Memory usage of gunicorn workers?


I wanted to contribute to an opensource project by adding the very nice “fullstop restore punctuation” to it.

And i did, hugging face make it easy to find the right tools. It’s running well when I developed it as a flask singleprocess project, but now that I think about deploying it, I wonder how it’s going to use the memory. If i keep it as a 4 worker gunicorn project. Is it going to take 4 times more memory ? (my contribution would cost around 2.5 * 4 = 10Gb of memory, less than ideal for a non-essential feature)

If so, is there some recommendation on how to have the model loaded as some kind of shared memory data ? Is there a way to load it only once ? I’m just doing CPU-based inferences.

I could put the feature behind a single purpose API and pray punctuation inference is so fast that I only need a single worker for it, but if at some point I’m afraid I run in the same problem for some heavier tasks and I will have moved a lot of things around for a new design that does not solve the memory usage for most models.

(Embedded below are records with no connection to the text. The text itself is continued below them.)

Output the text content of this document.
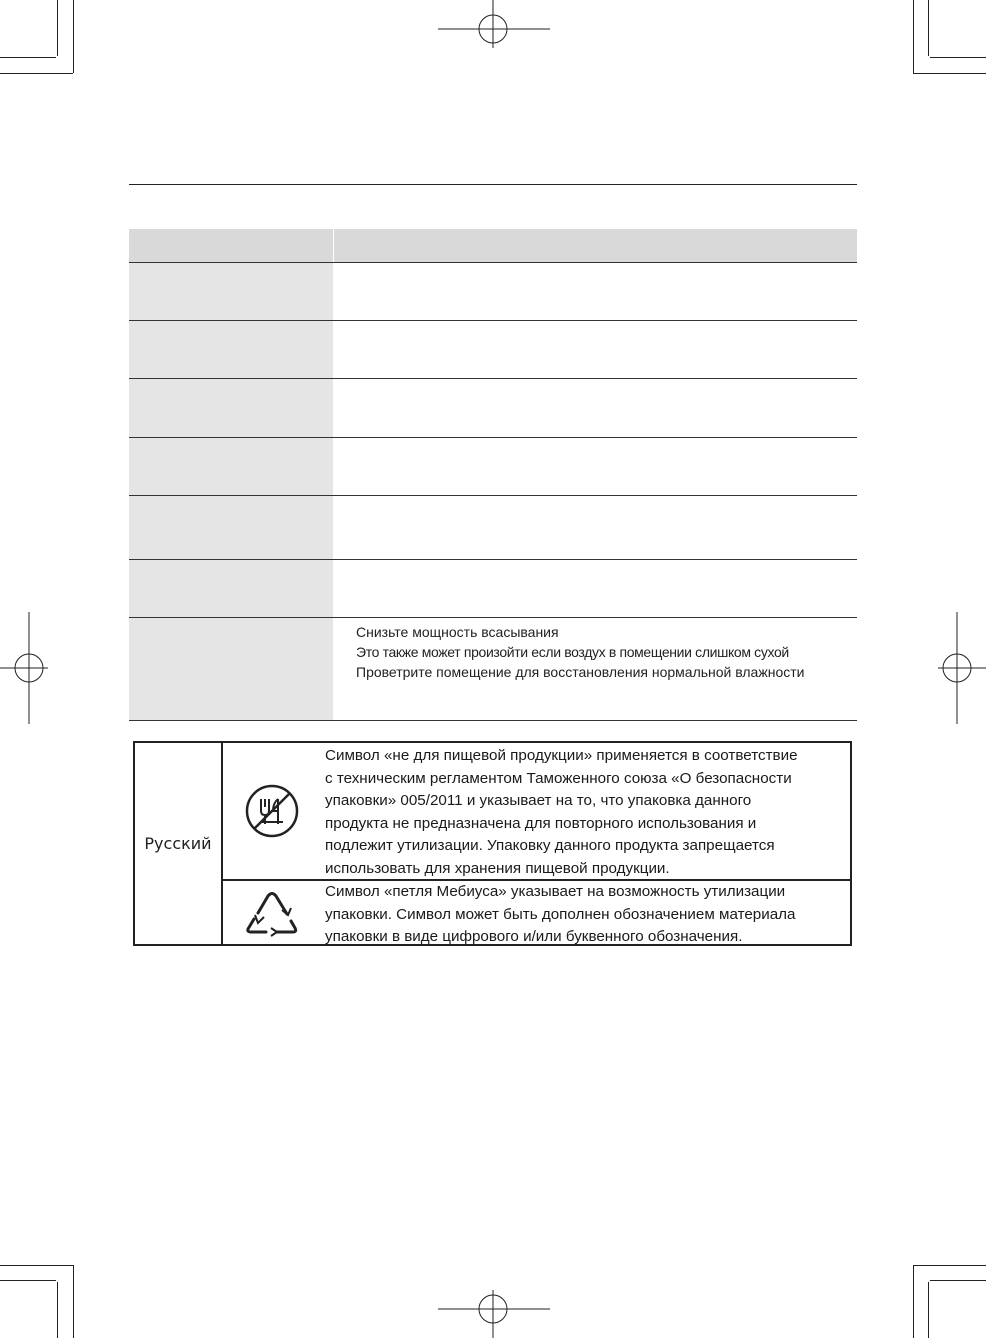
Снизьте мощность всасывания
Это также может произойти если воздух в помещении слишком сухой
Проветрите помещение для восстановления нормальной влажности
Русский
Символ «не для пищевой продукции» применяется в соответствие
с техническим регламентом Таможенного союза «О безопасности
упаковки» 005/2011 и указывает на то, что упаковка данного
продукта не предназначена для повторного использования и
подлежит утилизации. Упаковку данного продукта запрещается
использовать для хранения пищевой продукции.
Символ «петля Мебиуса» указывает на возможность утилизации
упаковки. Символ может быть дополнен обозначением материала
упаковки в виде цифрового и/или буквенного обозначения.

I know Hugging Face hosted inference service is an excellent way to solve this, but in my case I would prefer that for an opensource program, users have a fully self-hosted way to make it work.

Best regards,


We could somewhat work around the issue for our use case by limiting the number of process, but I’m still looking for a real solution in case the same model is used many times. So feel free to share if you have any advice on the topic.